October 15, 2014 6:35 pm
Stephen King

Stephen King

When it comes to undisputed masters of horror, Stephen King reigns supreme in the literary world, and in many ways, John Carpenter is often considered to be his cinema world counterpart. King and Carpenter both share influences from lurid horror comic books published in the ’50s and colorful science fiction in each of their respective mediums, and both of them are highly skilled at a creating imaginative and dark worlds for their stories to unfold in. Although King and Carpenter share a lot of common interests and seem like they would make good friends, the two have only collaborated a handful of times, and only created one feature length film together. Carpenter and King are both huge influences on the science fiction and horror worlds in their own media, and both have returned to creating the style of comic books that inspired each of them in the ’50s.
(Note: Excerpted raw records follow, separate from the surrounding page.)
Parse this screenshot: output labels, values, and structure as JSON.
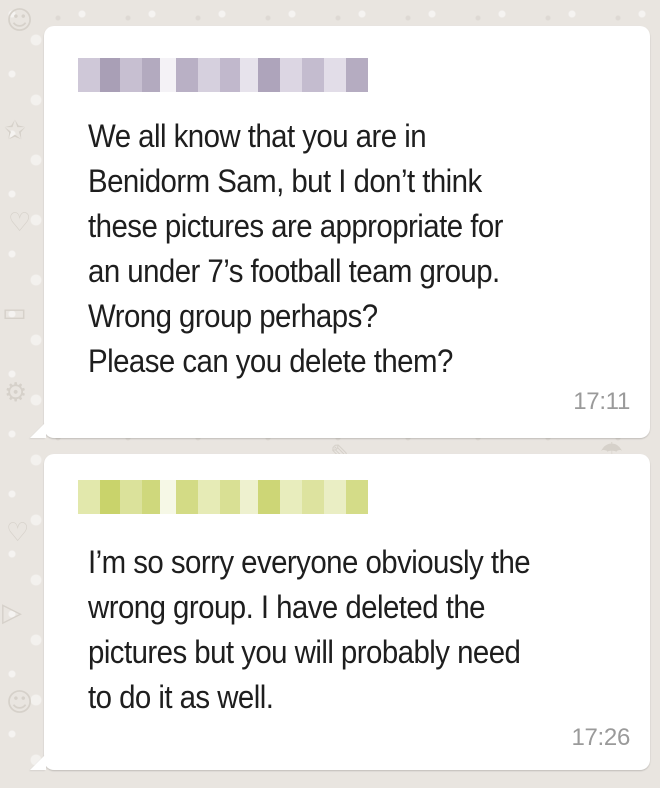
{
  "chat": {
    "background_color": "#e9e5e0",
    "bubble_color": "#ffffff",
    "messages": [
      {
        "sender_name_blurred": true,
        "sender_color": "#b7afc2",
        "text": "We all know that you are in\nBenidorm Sam, but I don’t think\nthese pictures are appropriate for\nan under 7’s football team group.\nWrong group perhaps?\nPlease can you delete them?",
        "time": "17:11"
      },
      {
        "sender_name_blurred": true,
        "sender_color": "#d6df8e",
        "text": "I’m so sorry everyone obviously the\nwrong group. I have deleted the\npictures but you will probably need\nto do it as well.",
        "time": "17:26"
      }
    ]
  }
}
John CarpenterBoth these masters of the horror genre grew up in the ’50s reading the same trashy horror comics published by EC comics during their horror heyday. The publishing house that also produced Mad Magazine and other periodicals aimed at youngsters ran several horror titles during the ’50s that were so dark and macabre that they caused considerable controversy among the concerned public. Kids like Carpenter and King ate it up, and the dark and twisted storylines and gruesome graphics of EC Comics inspired both of them to create inspired dark story worlds of their own. King paid tribute to these comics in his collaboration with George A. Romero Creepshow (1982), and the visual elements of Carpenter’s films such as The Thing (1982) and The Fog (1980) In addition to comic books, these horror gurus also found inspiration in the science fiction genre, each within their own chosen art forms. Stephen King loved science fiction novels and stories by authors like Ray Bradbury, and John Carpenter was particularly his sci-fi fix in Howard Hawks films.

Although they share the kind of compatibility that usually compels people to go out and get a drink together, King and Carpenter have only worked together on a scant handful of projects. Their first and most notable collaboration was on the film Christine (1983), with a screenplay based on King’s novel about a murderous Plymouth Fury and directing by Carpenter right at the height of his career. It perfectly combines some of the two masters’ favorite themes; King’s depictions of an already turbulent and sociopathic adolescence falling prey to a sinister supernatural influence, and Carpenter’s deep-rooted nostalgia for ’50’s kitsch, and villains with mysterious origins (a la “Michael Myers” in Halloween, or the eponymous “fog”). Carpenter’s typical tense scoring with sythesizers provides a nice counterpoint to the film’s appropriation of ‘50s pop music, with tunes from the ’50s that help underline the theme of obsessive nostalgia, especially when Christine starts using the lyrics on the radio to communicate. In juxtaposition to the theme of nostalgia, Christine also carries a warning about the dangers of relying too much on technology. The high penalty for the main character’s tendencies to treat Christine as more important than a human being may have something to teach a modern generation that jumps into traffic on onto train tracks to save cell phones. And however absurd the premise might have seen back in those days, we’re living in an era where autonomous autos are actually being developed, and people are relying more and more upon combination home alarm and automation systems where in their appliances essentially communicate with one another. It was creepy in the ‘50s when Bradbury mused about the future, and it’s even creepier now that it’s part of the fabric of our reality
While their careers have both had ebbs and flows, in recent years Carpenter and King have both returned to their first love: comic books. In 2011 John Carpenter celebrated the debut of his Asylum comic book which carried on his dark horror legacy into a new medium, while Stephen King has collaborated on several comic book projects, including the graphic novelization of his own Dark Tower series and his recent collaboration with Scott Snyder on the horror title American Vampire. Although each creator chose a different medium, they started and finished sharing the same influential inspirations and dark dreams.